The export and optimizations can be done both programmatically and with a command line.

ONNX + ONNX Runtime

Before you begin, make sure you have all the necessary libraries installed :

pip install optimum[exporters,onnxruntime]

It is possible to export 🤗 Transformers and Diffusers models to the ONNX format and perform graph optimization as well as quantization easily.

For more information on the ONNX export, please check the documentation.

Once the model is exported to the ONNX format, we provide Python classes enabling you to run the exported ONNX model in a seemless manner using ONNX Runtime in the backend.

More details on how to run ONNX models with ORTModelForXXX classes here.

TensorFlow Lite

Before you begin, make sure you have all the necessary libraries installed :

pip install optimum[exporters-tf]

Just as for ONNX, it is possible to export models to TensorFlow Lite and quantize them. You can find more information in our documentation.

Intel (OpenVINO + Neural Compressor + IPEX)

Before you begin, make sure you have all the necessary libraries installed.

You can find more information on the different integration in our documentation and in the examples of optimum-intel.

Quanto

Quanto is a pytorch quantization backenb which allowss you to quantize a model either using the python API or the optimum-cli.

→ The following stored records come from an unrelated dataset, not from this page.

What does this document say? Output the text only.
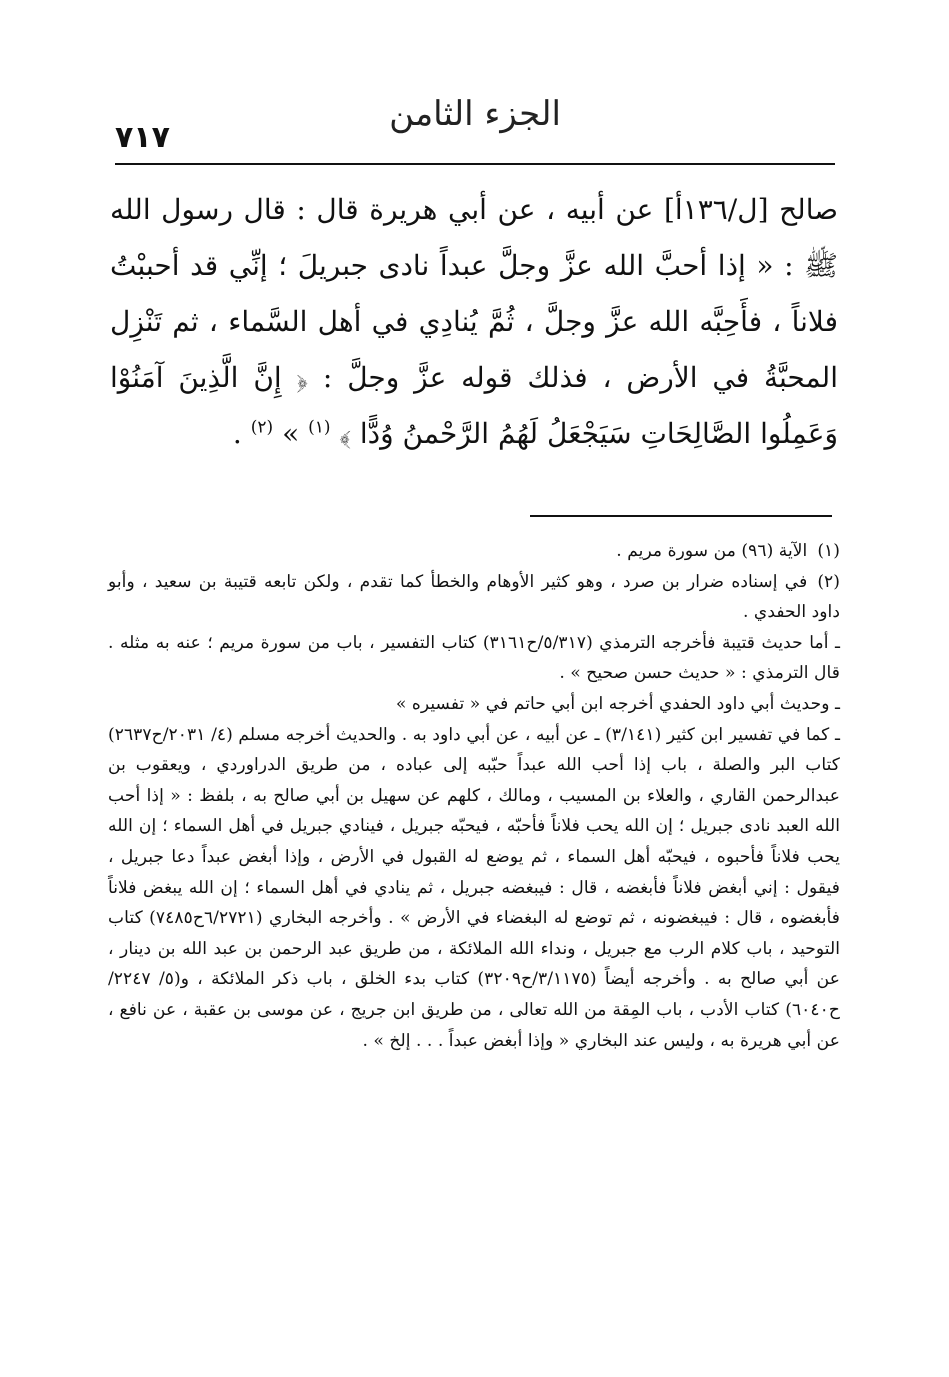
٧١٧
الجزء الثامن
صالح [ل/١٣٦أ] عن أبيه ، عن أبي هريرة قال : قال رسول الله ﷺ : « إذا أحبَّ الله عزَّ وجلَّ عبداً نادى جبريلَ ؛ إنِّي قد أحببْتُ فلاناً ، فأَحِبَّه الله عزَّ وجلَّ ، ثُمَّ يُنادِي في أهل السَّماء ، ثم تَنْزِل المحبَّةُ في الأرض ، فذلك قوله عزَّ وجلَّ : ﴿ إِنَّ الَّذِينَ آمَنُوْا وَعَمِلُوا الصَّالِحَاتِ سَيَجْعَلُ لَهُمُ الرَّحْمنُ وُدًّا ﴾ $^{(١)}$ » $^{(٢)}$ .

(١)الآية (٩٦) من سورة مريم .

(٢)في إسناده ضرار بن صرد ، وهو كثير الأوهام والخطأ كما تقدم ، ولكن تابعه قتيبة بن سعيد ، وأبو داود الحفدي .

ـ أما حديث قتيبة فأخرجه الترمذي (٥/٣١٧/ح٣١٦١) كتاب التفسير ، باب من سورة مريم ؛ عنه به مثله . قال الترمذي : « حديث حسن صحيح » .

ـ وحديث أبي داود الحفدي أخرجه ابن أبي حاتم في « تفسيره »

ـ كما في تفسير ابن كثير (٣/١٤١) ـ عن أبيه ، عن أبي داود به . والحديث أخرجه مسلم (٤/ ٢٠٣١/ح٢٦٣٧) كتاب البر والصلة ، باب إذا أحب الله عبداً حبّبه إلى عباده ، من طريق الدراوردي ، ويعقوب بن عبدالرحمن القاري ، والعلاء بن المسيب ، ومالك ، كلهم عن سهيل بن أبي صالح به ، بلفظ : « إذا أحب الله العبد نادى جبريل ؛ إن الله يحب فلاناً فأحبّه ، فيحبّه جبريل ، فينادي جبريل في أهل السماء ؛ إن الله يحب فلاناً فأحبوه ، فيحبّه أهل السماء ، ثم يوضع له القبول في الأرض ، وإذا أبغض عبداً دعا جبريل ، فيقول : إني أبغض فلاناً فأبغضه ، قال : فيبغضه جبريل ، ثم ينادي في أهل السماء ؛ إن الله يبغض فلاناً فأبغضوه ، قال : فيبغضونه ، ثم توضع له البغضاء في الأرض » . وأخرجه البخاري (٦/٢٧٢١ح٧٤٨٥) كتاب التوحيد ، باب كلام الرب مع جبريل ، ونداء الله الملائكة ، من طريق عبد الرحمن بن عبد الله بن دينار ، عن أبي صالح به . وأخرجه أيضاً (٣/١١٧٥/ح٣٢٠٩) كتاب بدء الخلق ، باب ذكر الملائكة ، و(٥/ ٢٢٤٧/ح٦٠٤٠) كتاب الأدب ، باب المِقة من الله تعالى ، من طريق ابن جريج ، عن موسى بن عقبة ، عن نافع ، عن أبي هريرة به ، وليس عند البخاري « وإذا أبغض عبداً . . . إلخ » .
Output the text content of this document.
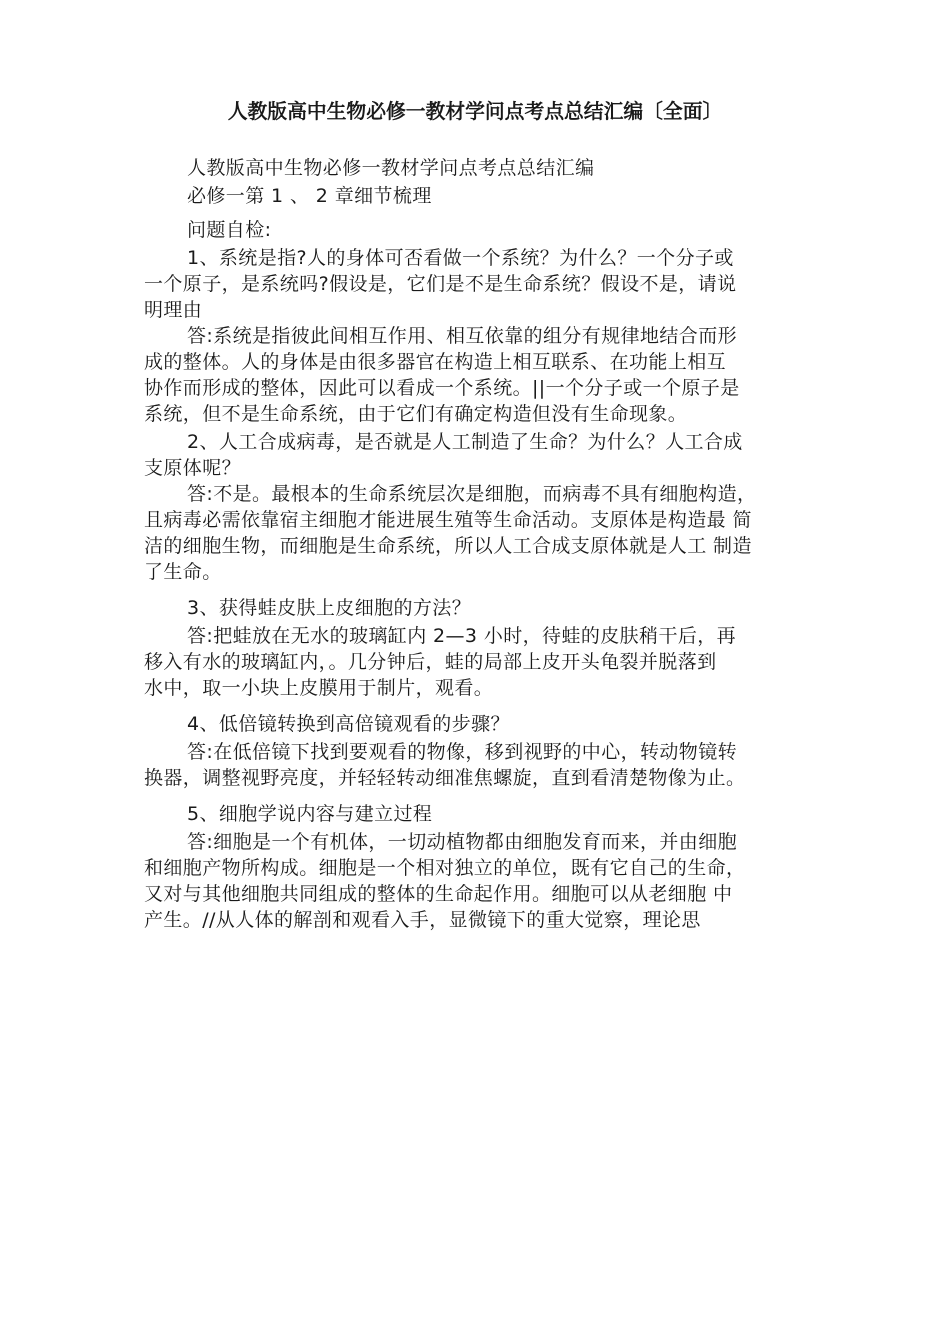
人教版高中生物必修一教材学问点考点总结汇编〔全面〕
人教版高中生物必修一教材学问点考点总结汇编
必修一第 1 、 2 章细节梳理
问题自检:
1、系统是指?人的身体可否看做一个系统？为什么？一个分子或
一个原子，是系统吗?假设是，它们是不是生命系统？假设不是，请说
明理由
答:系统是指彼此间相互作用、相互依靠的组分有规律地结合而形
成的整体。人的身体是由很多器官在构造上相互联系、在功能上相互
协作而形成的整体，因此可以看成一个系统。||一个分子或一个原子是
系统，但不是生命系统，由于它们有确定构造但没有生命现象。
2、人工合成病毒，是否就是人工制造了生命？为什么？人工合成
支原体呢？
答:不是。最根本的生命系统层次是细胞，而病毒不具有细胞构造，
且病毒必需依靠宿主细胞才能进展生殖等生命活动。支原体是构造最 简
洁的细胞生物，而细胞是生命系统，所以人工合成支原体就是人工 制造
了生命。
3、获得蛙皮肤上皮细胞的方法？
答:把蛙放在无水的玻璃缸内 2—3 小时，待蛙的皮肤稍干后，再
移入有水的玻璃缸内，。几分钟后，蛙的局部上皮开头龟裂并脱落到
水中，取一小块上皮膜用于制片，观看。
4、低倍镜转换到高倍镜观看的步骤？
答:在低倍镜下找到要观看的物像，移到视野的中心，转动物镜转
换器，调整视野亮度，并轻轻转动细准焦螺旋，直到看清楚物像为止。
5、细胞学说内容与建立过程
答:细胞是一个有机体，一切动植物都由细胞发育而来，并由细胞
和细胞产物所构成。细胞是一个相对独立的单位，既有它自己的生命，
又对与其他细胞共同组成的整体的生命起作用。细胞可以从老细胞 中
产生。//从人体的解剖和观看入手，显微镜下的重大觉察，理论思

You can see more details and examples in the Quanto repository.

Accelerated training

🤗 Optimum provides wrappers around the original 🤗 Transformers Trainer to enable training on powerful hardware easily. We support many providers:

  • Habana's Gaudi processors
  • AWS Trainium instances, check here
  • ONNX Runtime (optimized for GPUs)

Habana

Before you begin, make sure you have all the necessary libraries installed :

pip install --upgrade --upgrade-strategy eager optimum[habana]

You can find examples in the documentation and in the examples.

ONNX Runtime

Before you begin, make sure you have all the necessary libraries installed :

pip install optimum[onnxruntime-training]

You can find examples in the documentation and in the examples.